# vesilesiyle



## misi2991

Merhaba,

Aşağıdaki cümleyi İngilizceye nasıl çevirebiliriz? Özellikle "Kahramanmaraş Katliamı vesilesiyle" ifadesini.

"1978 Aralık ayında 100'ü aşkın insanın katledildiği Kahramanmaraş Katliamı vesilesiyle ilan edilen sıkıyönetimle birlikte ordu adım adım rejime ortak oluyordu."

Ben şöyle çevirdim:
With the declaration of martial law in December 1978 on the occasion of the Kahramanmaraş Massacre, in which more than a hundred people were massacred, the military was beginning to share in the regime.

Ama "on the occasion of the Kahramanmaraş Massacre" ifadesi yerine her ne kadar karşılığı olmasa da "following the Kahramanmaraş Massacre" demenin burada daha uygun olacağını düşünüyorum.


----------



## LeBro

Çeviriyi kimin için yaptığınız doğrultusunda hangi ifadeyi kullanacağınızı belirleyebilirsiniz bence. "Occassion" bu anlamıyla (cause, reason) formal bir sözcük olarak kullanılıyor bildiğim kadarıyla. Çeviriyi yaptığınız kişi(ler) (daha) resmi bir dil kullanmanızı gerektiriyorsa tercih edilebilir diye düşünüyorum. Sonuçta önemli olan anlamı/manayı hedef dile aktarmak. Ama tam bir cevap almak için en iyisi native arkadaşlara sormak gerek, tabi burada da yardımcı olacak kişiler vardır muhakkak.


----------



## RimeoftheAncientMariner

"1978 Aralık ayında 100'ü aşkın insanın katledildiği Kahramanmaraş Katliamı vesilesiyle ilan edilen sıkıyönetimle birlikte ordu adım adım rejime ortak oluyordu. 

in the cold of a 1978 December, the army was gradually becoming the other part of the regime, in the declaration of a martial war announced by the way led by the KahramanMaraş Manslaughter where over a 100 claimed lives had been.

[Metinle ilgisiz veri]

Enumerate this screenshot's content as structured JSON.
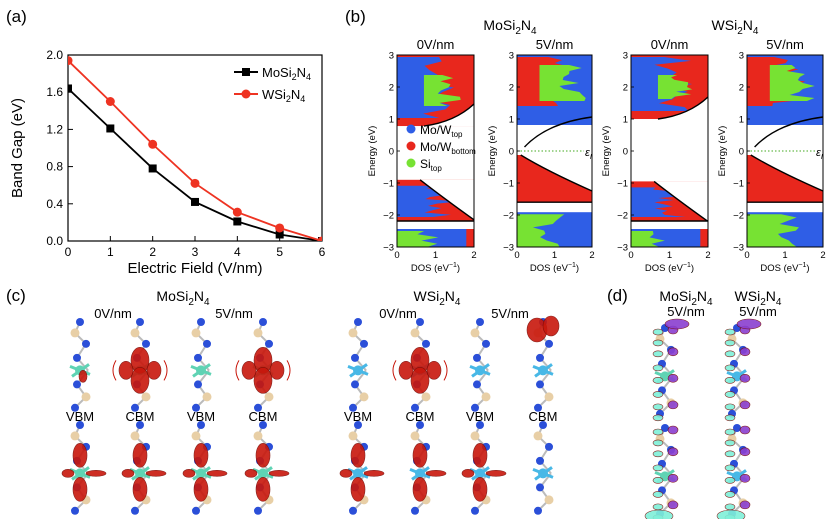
{
  "panel_labels": {
    "a": "(a)",
    "b": "(b)",
    "c": "(c)",
    "d": "(d)"
  },
  "colors": {
    "mos": "#000000",
    "ws": "#ee3322",
    "mo_top": "#2f5ee6",
    "mo_bottom": "#e8271d",
    "si_top": "#77e233",
    "atom_n": "#2b4fd8",
    "atom_si": "#e8cfa6",
    "atom_mo": "#5fd3b4",
    "atom_w": "#48b8e6",
    "iso_red": "#c8170c",
    "iso_purple": "#8a3fd0",
    "iso_cyan": "#7ff0d9"
  },
  "chart_data": [
    {
      "type": "line",
      "panel": "a",
      "title": "",
      "xlabel": "Electric Field (V/nm)",
      "ylabel": "Band Gap (eV)",
      "xlim": [
        0,
        6
      ],
      "ylim": [
        0,
        2.0
      ],
      "xticks": [
        "0",
        "1",
        "2",
        "3",
        "4",
        "5",
        "6"
      ],
      "yticks": [
        "0.0",
        "0.4",
        "0.8",
        "1.2",
        "1.6",
        "2.0"
      ],
      "legend_position": "top-right",
      "series": [
        {
          "name_main": "MoSi",
          "name_sub": "2",
          "name_mid": "N",
          "name_sub2": "4",
          "marker": "square",
          "x": [
            0,
            1,
            2,
            3,
            4,
            5,
            6
          ],
          "values": [
            1.64,
            1.21,
            0.78,
            0.42,
            0.21,
            0.07,
            0.0
          ]
        },
        {
          "name_main": "WSi",
          "name_sub": "2",
          "name_mid": "N",
          "name_sub2": "4",
          "marker": "circle",
          "x": [
            0,
            1,
            2,
            3,
            4,
            5,
            6
          ],
          "values": [
            1.94,
            1.5,
            1.04,
            0.62,
            0.31,
            0.14,
            0.0
          ]
        }
      ]
    },
    {
      "type": "area",
      "panel": "b",
      "ylabel": "Energy (eV)",
      "xlabel": "DOS (eV",
      "xlabel_sup": "−1",
      "xlabel_end": ")",
      "ylim": [
        -3,
        3
      ],
      "xlim": [
        0,
        2
      ],
      "yticks": [
        "3",
        "2",
        "1",
        "0",
        "−1",
        "−2",
        "−3"
      ],
      "xticks": [
        "0",
        "1",
        "2"
      ],
      "legend_position": "middle-left",
      "groups": [
        {
          "name": "MoSi",
          "sub": "2",
          "mid": "N",
          "sub2": "4"
        },
        {
          "name": "WSi",
          "sub": "2",
          "mid": "N",
          "sub2": "4"
        }
      ],
      "subplots": [
        {
          "title": "0V/nm",
          "material": "MoSi2N4",
          "gap_ev": [
            -0.9,
            0.78
          ],
          "field_marker": ""
        },
        {
          "title": "5V/nm",
          "material": "MoSi2N4",
          "gap_ev": [
            -0.1,
            0.0
          ],
          "field_marker": "ε"
        },
        {
          "title": "0V/nm",
          "material": "WSi2N4",
          "gap_ev": [
            -0.95,
            1.0
          ],
          "field_marker": ""
        },
        {
          "title": "5V/nm",
          "material": "WSi2N4",
          "gap_ev": [
            -0.05,
            0.05
          ],
          "field_marker": "ε"
        }
      ],
      "legend": [
        {
          "main": "Mo/W",
          "sub": "top",
          "color_key": "mo_top"
        },
        {
          "main": "Mo/W",
          "sub": "bottom",
          "color_key": "mo_bottom"
        },
        {
          "main": "Si",
          "sub": "top",
          "color_key": "si_top"
        }
      ],
      "field_sub": "I"
    }
  ],
  "panel_c": {
    "groups": [
      {
        "name": "MoSi",
        "sub": "2",
        "mid": "N",
        "sub2": "4"
      },
      {
        "name": "WSi",
        "sub": "2",
        "mid": "N",
        "sub2": "4"
      }
    ],
    "fields": [
      "0V/nm",
      "5V/nm",
      "0V/nm",
      "5V/nm"
    ],
    "states": [
      "VBM",
      "CBM",
      "VBM",
      "CBM",
      "VBM",
      "CBM",
      "VBM",
      "CBM"
    ]
  },
  "panel_d": {
    "groups": [
      {
        "name": "MoSi",
        "sub": "2",
        "mid": "N",
        "sub2": "4",
        "field": "5V/nm"
      },
      {
        "name": "WSi",
        "sub": "2",
        "mid": "N",
        "sub2": "4",
        "field": "5V/nm"
      }
    ]
  }
}
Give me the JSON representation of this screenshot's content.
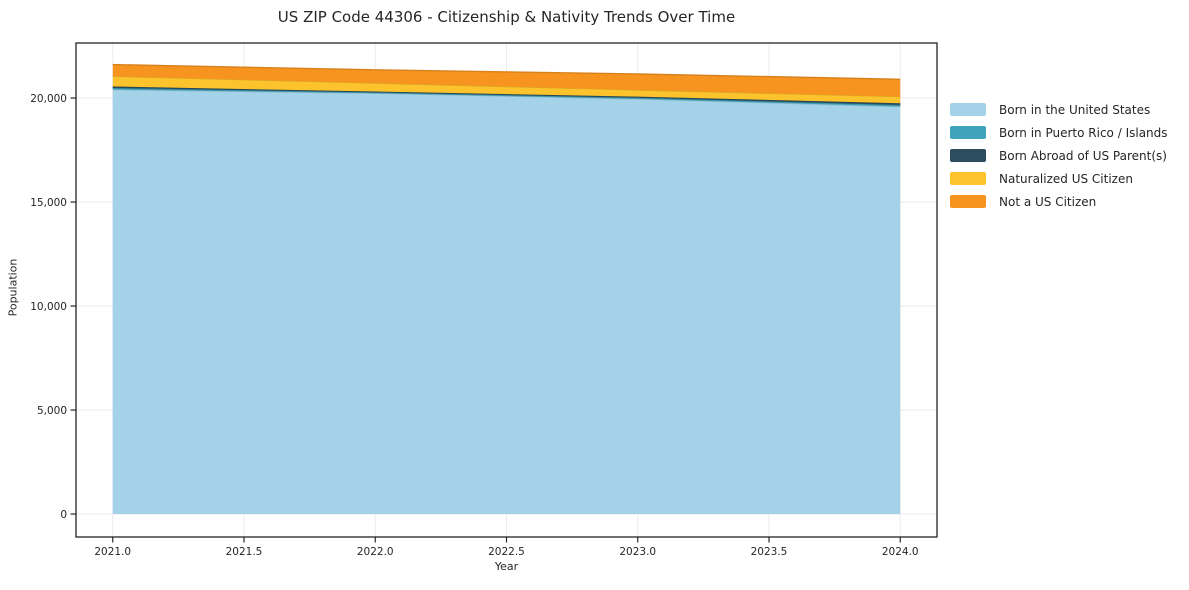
{
  "chart": {
    "title": "US ZIP Code 44306 - Citizenship & Nativity Trends Over Time",
    "xlabel": "Year",
    "ylabel": "Population"
  },
  "chart_data": {
    "type": "area",
    "stacked": true,
    "title": "US ZIP Code 44306 - Citizenship & Nativity Trends Over Time",
    "xlabel": "Year",
    "ylabel": "Population",
    "x": [
      2021,
      2022,
      2023,
      2024
    ],
    "series": [
      {
        "name": "Born in the United States",
        "color": "#A4D2E8",
        "values": [
          20410,
          20230,
          19955,
          19585
        ]
      },
      {
        "name": "Born in Puerto Rico / Islands",
        "color": "#3FA3BB",
        "values": [
          70,
          40,
          55,
          80
        ]
      },
      {
        "name": "Born Abroad of US Parent(s)",
        "color": "#2C4D5E",
        "values": [
          75,
          40,
          55,
          80
        ]
      },
      {
        "name": "Naturalized US Citizen",
        "color": "#FCC32C",
        "values": [
          490,
          405,
          320,
          320
        ]
      },
      {
        "name": "Not a US Citizen",
        "color": "#F79420",
        "values": [
          560,
          640,
          770,
          835
        ]
      }
    ],
    "x_tick_labels": [
      "2021.0",
      "2021.5",
      "2022.0",
      "2022.5",
      "2023.0",
      "2023.5",
      "2024.0"
    ],
    "x_tick_values": [
      2021,
      2021.5,
      2022,
      2022.5,
      2023,
      2023.5,
      2024
    ],
    "y_tick_labels": [
      "0",
      "5,000",
      "10,000",
      "15,000",
      "20,000"
    ],
    "y_tick_values": [
      0,
      5000,
      10000,
      15000,
      20000
    ],
    "xlim": [
      2020.86,
      2024.14
    ],
    "ylim": [
      -1106,
      22644
    ],
    "grid": true,
    "legend_position": "right"
  }
}
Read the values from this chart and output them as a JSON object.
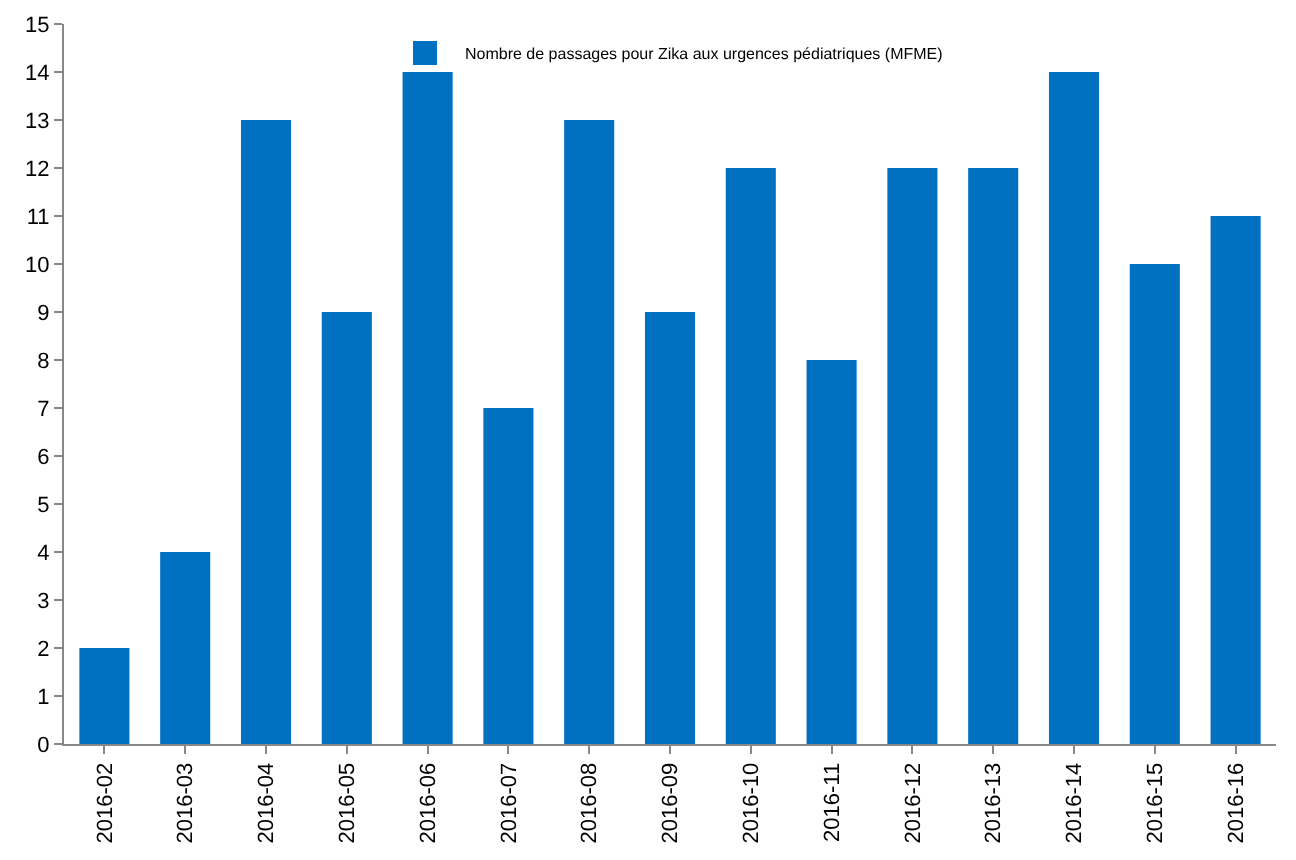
{
  "chart_data": {
    "type": "bar",
    "categories": [
      "2016-02",
      "2016-03",
      "2016-04",
      "2016-05",
      "2016-06",
      "2016-07",
      "2016-08",
      "2016-09",
      "2016-10",
      "2016-11",
      "2016-12",
      "2016-13",
      "2016-14",
      "2016-15",
      "2016-16"
    ],
    "series": [
      {
        "name": "Nombre de passages pour Zika aux urgences pédiatriques (MFME)",
        "color": "#0070c0",
        "values": [
          2,
          4,
          13,
          9,
          14,
          7,
          13,
          9,
          12,
          8,
          12,
          12,
          14,
          10,
          11
        ]
      }
    ],
    "ylim": [
      0,
      15
    ],
    "yticks": [
      0,
      1,
      2,
      3,
      4,
      5,
      6,
      7,
      8,
      9,
      10,
      11,
      12,
      13,
      14,
      15
    ],
    "grid": false,
    "legend": "top"
  }
}
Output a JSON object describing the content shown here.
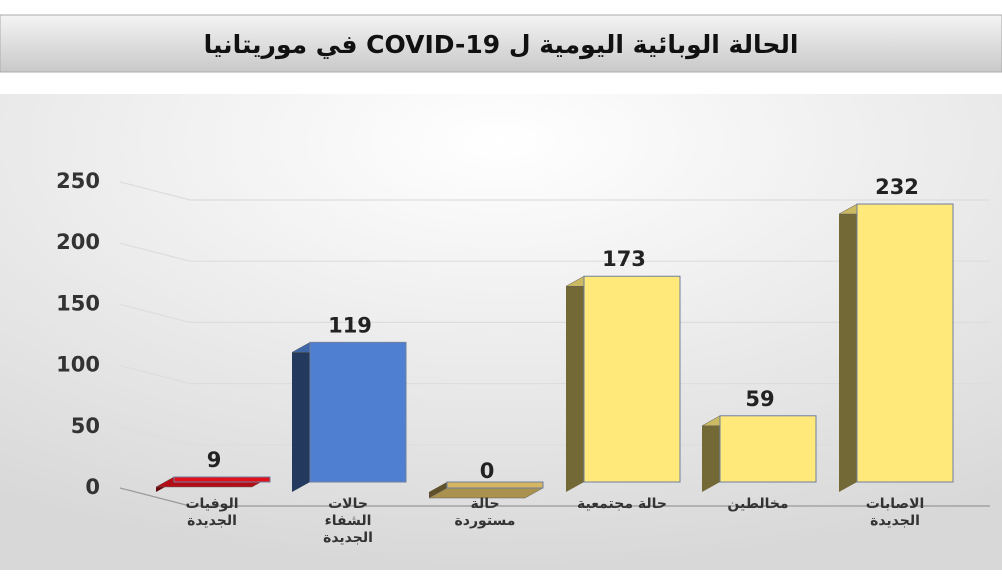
{
  "chart_data": {
    "type": "bar3d",
    "title": "الحالة الوبائية اليومية ل  COVID-19 في موريتانيا",
    "categories": [
      "الوفيات الجديدة",
      "حالات الشفاء الجديدة",
      "حالة مستوردة",
      "حالة مجتمعية",
      "مخالطين",
      "الاصابات الجديدة"
    ],
    "values": [
      9,
      119,
      0,
      173,
      59,
      232
    ],
    "colors": [
      "#e0101a",
      "#4f7fd0",
      "#d4b560",
      "#ffe97a",
      "#ffe97a",
      "#ffe97a"
    ],
    "ylim": [
      0,
      250
    ],
    "yticks": [
      0,
      50,
      100,
      150,
      200,
      250
    ],
    "grid": true
  }
}
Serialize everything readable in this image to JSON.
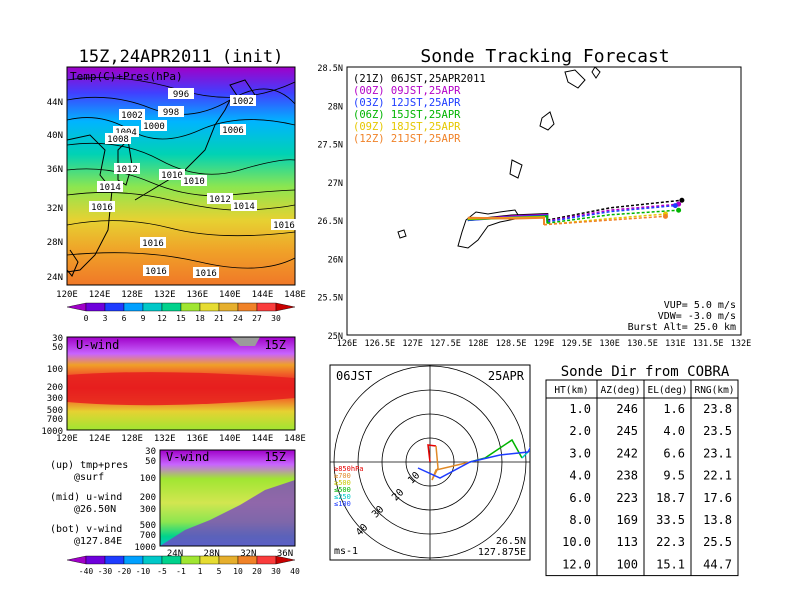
{
  "map_panel": {
    "title": "15Z,24APR2011 (init)",
    "label": "Temp(C)+Pres(hPa)",
    "lat_ticks": [
      "44N",
      "40N",
      "36N",
      "32N",
      "28N",
      "24N"
    ],
    "lon_ticks": [
      "120E",
      "124E",
      "128E",
      "132E",
      "136E",
      "140E",
      "144E",
      "148E"
    ],
    "isobar_labels": [
      "996",
      "1002",
      "1002",
      "998",
      "1000",
      "1004",
      "1006",
      "1008",
      "1012",
      "1010",
      "1010",
      "1014",
      "1012",
      "1014",
      "1016",
      "1016",
      "1016",
      "1016",
      "1016"
    ],
    "colorbar_ticks": [
      "0",
      "3",
      "6",
      "9",
      "12",
      "15",
      "18",
      "21",
      "24",
      "27",
      "30"
    ],
    "colorbar_colors": [
      "#a000c8",
      "#6e00dc",
      "#1e3cff",
      "#00a0ff",
      "#00c8c8",
      "#00d28c",
      "#a0e632",
      "#e6dc32",
      "#e6af2d",
      "#f08228",
      "#fa3c3c",
      "#c80000"
    ]
  },
  "u_panel": {
    "label": "U-wind",
    "time": "15Z",
    "y_ticks": [
      "30",
      "50",
      "100",
      "200",
      "300",
      "500",
      "700",
      "1000"
    ],
    "x_ticks": [
      "120E",
      "124E",
      "128E",
      "132E",
      "136E",
      "140E",
      "144E",
      "148E"
    ]
  },
  "v_panel": {
    "label": "V-wind",
    "time": "15Z",
    "y_ticks": [
      "30",
      "50",
      "100",
      "200",
      "300",
      "500",
      "700",
      "1000"
    ],
    "x_ticks": [
      "24N",
      "28N",
      "32N",
      "36N"
    ],
    "colorbar_ticks": [
      "-40",
      "-30",
      "-20",
      "-10",
      "-5",
      "-1",
      "1",
      "5",
      "10",
      "20",
      "30",
      "40"
    ],
    "colorbar_colors": [
      "#a000c8",
      "#6e00dc",
      "#1e3cff",
      "#00a0ff",
      "#00c8c8",
      "#00d28c",
      "#a0e632",
      "#e6dc32",
      "#e6af2d",
      "#f08228",
      "#fa3c3c",
      "#c80000"
    ]
  },
  "legend_notes": {
    "line1": "(up) tmp+pres",
    "line2": "@surf",
    "line3": "(mid) u-wind",
    "line4": "@26.50N",
    "line5": "(bot) v-wind",
    "line6": "@127.84E"
  },
  "track_panel": {
    "title": "Sonde Tracking Forecast",
    "runs": [
      {
        "label": "(21Z) 06JST,25APR2011",
        "color": "#000000"
      },
      {
        "label": "(00Z) 09JST,25APR",
        "color": "#b400c8"
      },
      {
        "label": "(03Z) 12JST,25APR",
        "color": "#1e3cff"
      },
      {
        "label": "(06Z) 15JST,25APR",
        "color": "#00b400"
      },
      {
        "label": "(09Z) 18JST,25APR",
        "color": "#e6c800"
      },
      {
        "label": "(12Z) 21JST,25APR",
        "color": "#f08228"
      }
    ],
    "params": {
      "vup": "VUP= 5.0 m/s",
      "vdw": "VDW= -3.0 m/s",
      "burst": "Burst Alt= 25.0 km"
    },
    "lat_ticks": [
      "28.5N",
      "28N",
      "27.5N",
      "27N",
      "26.5N",
      "26N",
      "25.5N",
      "25N"
    ],
    "lon_ticks": [
      "126E",
      "126.5E",
      "127E",
      "127.5E",
      "128E",
      "128.5E",
      "129E",
      "129.5E",
      "130E",
      "130.5E",
      "131E",
      "131.5E",
      "132E"
    ]
  },
  "chart_data": [
    {
      "type": "line",
      "title": "Sonde Tracking Forecast",
      "xlim": [
        126,
        132
      ],
      "ylim": [
        25,
        28.5
      ],
      "series": [
        {
          "name": "(21Z) 06JST,25APR2011",
          "x": [
            127.84,
            128.5,
            129.05,
            129.05,
            130.0,
            131.1
          ],
          "y": [
            26.5,
            26.56,
            26.58,
            26.5,
            26.66,
            26.76
          ]
        },
        {
          "name": "(00Z) 09JST,25APR",
          "x": [
            127.84,
            128.5,
            129.05,
            129.05,
            130.0,
            131.05
          ],
          "y": [
            26.5,
            26.55,
            26.57,
            26.49,
            26.63,
            26.71
          ]
        },
        {
          "name": "(03Z) 12JST,25APR",
          "x": [
            127.84,
            128.5,
            129.05,
            129.05,
            130.0,
            131.0
          ],
          "y": [
            26.5,
            26.54,
            26.56,
            26.48,
            26.61,
            26.69
          ]
        },
        {
          "name": "(06Z) 15JST,25APR",
          "x": [
            127.84,
            128.5,
            129.05,
            129.05,
            130.0,
            131.05
          ],
          "y": [
            26.51,
            26.53,
            26.55,
            26.46,
            26.57,
            26.63
          ]
        },
        {
          "name": "(09Z) 18JST,25APR",
          "x": [
            127.84,
            128.5,
            129.0,
            129.0,
            130.0,
            130.85
          ],
          "y": [
            26.52,
            26.53,
            26.54,
            26.44,
            26.52,
            26.58
          ]
        },
        {
          "name": "(12Z) 21JST,25APR",
          "x": [
            127.84,
            128.5,
            129.0,
            129.0,
            130.0,
            130.85
          ],
          "y": [
            26.53,
            26.52,
            26.53,
            26.44,
            26.5,
            26.55
          ]
        }
      ]
    },
    {
      "type": "table",
      "title": "Sonde Dir from COBRA",
      "columns": [
        "HT(km)",
        "AZ(deg)",
        "EL(deg)",
        "RNG(km)"
      ],
      "rows": [
        [
          "1.0",
          "246",
          "1.6",
          "23.8"
        ],
        [
          "2.0",
          "245",
          "4.0",
          "23.5"
        ],
        [
          "3.0",
          "242",
          "6.6",
          "23.1"
        ],
        [
          "4.0",
          "238",
          "9.5",
          "22.1"
        ],
        [
          "6.0",
          "223",
          "18.7",
          "17.6"
        ],
        [
          "8.0",
          "169",
          "33.5",
          "13.8"
        ],
        [
          "10.0",
          "113",
          "22.3",
          "25.5"
        ],
        [
          "12.0",
          "100",
          "15.1",
          "44.7"
        ]
      ]
    }
  ],
  "hodograph": {
    "time_label": "06JST",
    "date_label": "25APR",
    "ring_labels": [
      "10",
      "20",
      "30",
      "40"
    ],
    "units": "ms-1",
    "location_line1": "26.5N",
    "location_line2": "127.875E",
    "level_legend": [
      {
        "label": "≥850hPa",
        "color": "#e60000"
      },
      {
        "label": "≥700",
        "color": "#e08a28"
      },
      {
        "label": "≥500",
        "color": "#c8c800"
      },
      {
        "label": "≤500",
        "color": "#00b400"
      },
      {
        "label": "≤250",
        "color": "#00c8c8"
      },
      {
        "label": "≤100",
        "color": "#1e3cff"
      }
    ]
  }
}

PS: iddiacı değilim ama böyle derdim.


----------



## misi2991

LeBro said:


> Çeviriyi kimin için yaptığınız doğrultusunda hangi ifadeyi kullanacağınızı belirleyebilirsiniz bence. "Occassion" bu anlamıyla (cause, reason) formal bir sözcük olarak kullanılıyor bildiğim kadarıyla. Çeviriyi yaptığınız kişi(ler) (daha) resmi bir dil kullanmanızı gerektiriyorsa tercih edilebilir diye düşünüyorum. Sonuçta önemli olan anlamı/manayı hedef dile aktarmak. Ama tam bir cevap almak için en iyisi native arkadaşlara sormak gerek, tabi burada da yardımcı olacak kişiler vardır muhakkak.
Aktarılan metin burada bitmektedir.